There are also genderqueers, like me, who do not define ourselves as male, female, or transgendered, but rather as an entirely different point along the gender continuum. You might also hear words like androgyne, boi, butch, femme, Amazon, bigender, gender fluid, neuter, agender, or eunuch in reference to gender identity. We won’t even get into pronouns today, because that’s an involved discussion, but let’s  just say that there is a lively debate over whether English needs truly gender-neutral pronouns (uh, duh, yes), and, if so (see previous), what those pronouns should be.

Obviously, gender identity and sexual characteristics often intersect. I may be genderqueer, but my sex is female, and I definitely face specific issues and deal with particular things as a result of my sex. Separately, I also deal with things related to my gender identity.
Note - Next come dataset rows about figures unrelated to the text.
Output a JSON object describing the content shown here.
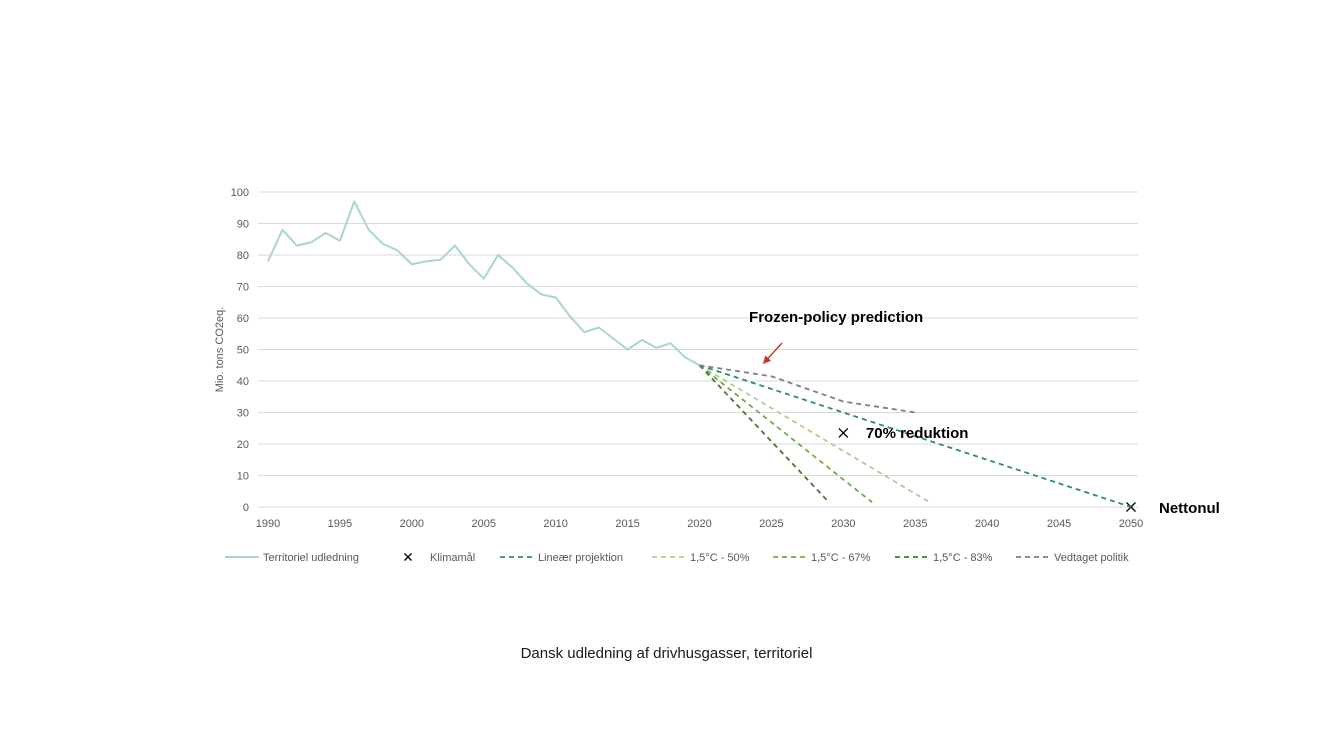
{
  "caption": "Dansk udledning af drivhusgasser, territoriel",
  "chart_data": {
    "type": "line",
    "title": "",
    "xlabel": "",
    "ylabel": "Mio. tons CO2eq.",
    "xlim": [
      1990,
      2050
    ],
    "ylim": [
      0,
      100
    ],
    "x_ticks": [
      1990,
      1995,
      2000,
      2005,
      2010,
      2015,
      2020,
      2025,
      2030,
      2035,
      2040,
      2045,
      2050
    ],
    "y_ticks": [
      0,
      10,
      20,
      30,
      40,
      50,
      60,
      70,
      80,
      90,
      100
    ],
    "grid": "horizontal",
    "legend_position": "bottom",
    "series": [
      {
        "name": "Territoriel udledning",
        "style": "solid",
        "color": "#a8d8c4",
        "x": [
          1990,
          1991,
          1992,
          1993,
          1994,
          1995,
          1996,
          1997,
          1998,
          1999,
          2000,
          2001,
          2002,
          2003,
          2004,
          2005,
          2006,
          2007,
          2008,
          2009,
          2010,
          2011,
          2012,
          2013,
          2014,
          2015,
          2016,
          2017,
          2018,
          2019,
          2020
        ],
        "y": [
          78,
          88,
          83,
          84,
          87,
          84.5,
          97,
          88,
          83.5,
          81.5,
          77,
          78,
          78.5,
          83,
          77,
          72.5,
          80,
          76,
          71,
          67.5,
          66.5,
          60.5,
          55.5,
          57,
          53.5,
          50,
          53,
          50.5,
          52,
          47.5,
          45
        ]
      },
      {
        "name": "Klimamål",
        "style": "marker-x",
        "color": "#000000",
        "x": [
          2030,
          2050
        ],
        "y": [
          23.5,
          0
        ]
      },
      {
        "name": "Lineær projektion",
        "style": "dashed",
        "color": "#2e8b6e",
        "x": [
          2020,
          2050
        ],
        "y": [
          45,
          0
        ]
      },
      {
        "name": "1,5°C - 50%",
        "style": "dashed",
        "color": "#a9d18e",
        "x": [
          2020,
          2036
        ],
        "y": [
          45,
          1.5
        ]
      },
      {
        "name": "1,5°C - 67%",
        "style": "dashed",
        "color": "#70ad47",
        "x": [
          2020,
          2032
        ],
        "y": [
          45,
          1.5
        ]
      },
      {
        "name": "1,5°C - 83%",
        "style": "dashed",
        "color": "#3f7f2b",
        "x": [
          2020,
          2029
        ],
        "y": [
          45,
          1.5
        ]
      },
      {
        "name": "Vedtaget politik",
        "style": "dashed",
        "color": "#7f7f7f",
        "x": [
          2020,
          2025,
          2030,
          2035
        ],
        "y": [
          45,
          41.5,
          33.5,
          30
        ]
      }
    ],
    "annotations": [
      {
        "text": "Frozen-policy prediction",
        "x": 2024,
        "y": 55,
        "arrow_to": [
          2024.5,
          46.5
        ],
        "arrow_color": "#c0392b"
      },
      {
        "text": "70% reduktion",
        "x": 2031.5,
        "y": 23.5
      },
      {
        "text": "Nettonul",
        "x": 2052,
        "y": 0
      }
    ]
  }
}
If you happen to be cisgendered, the difference between sex and gender might seem subtle and perhaps not terribly important, but, in fact, it is important. And it definitely pays to remember the terms which someone uses self-referentially, and to use those terms as a mark of respect for gender identity. If someone looks like a woman but says he’s a man, he’s a man, because his gender identity is male, even if his sexual characteristics are not. If someone looks like a big beefy truck driver but says that ou* is neuter, that person is neuter, physical characteristics aside.

Discussions about gender identity can be confusing and awkward, and we all make pronoun slips or get turned around when trying to figure out what to call someone. That’s okay, really. Especially if you apologize, or politely ask for clarification. Sure, some people are going to be snotty about it, but you shouldn’t take their snottiness personally, because they clearly have some baggage they’re dealing with, and by staying polite and courteous, you set an example, showing that it is perfectly acceptable to be nervous and confused, and that it’s easier to be nice than it is to be mean. Eventually, enough courteous and relaxed interactions will scrub that snottiness right out.

So, how has your gender affected you today?

*Ou is my preferred gender-neutral pronoun, backed by no less than the Oxford English Dictionary, a source that usually knows that of which is speaks.

Note: I’ve had to close comments on this post, due to a deluge of spam.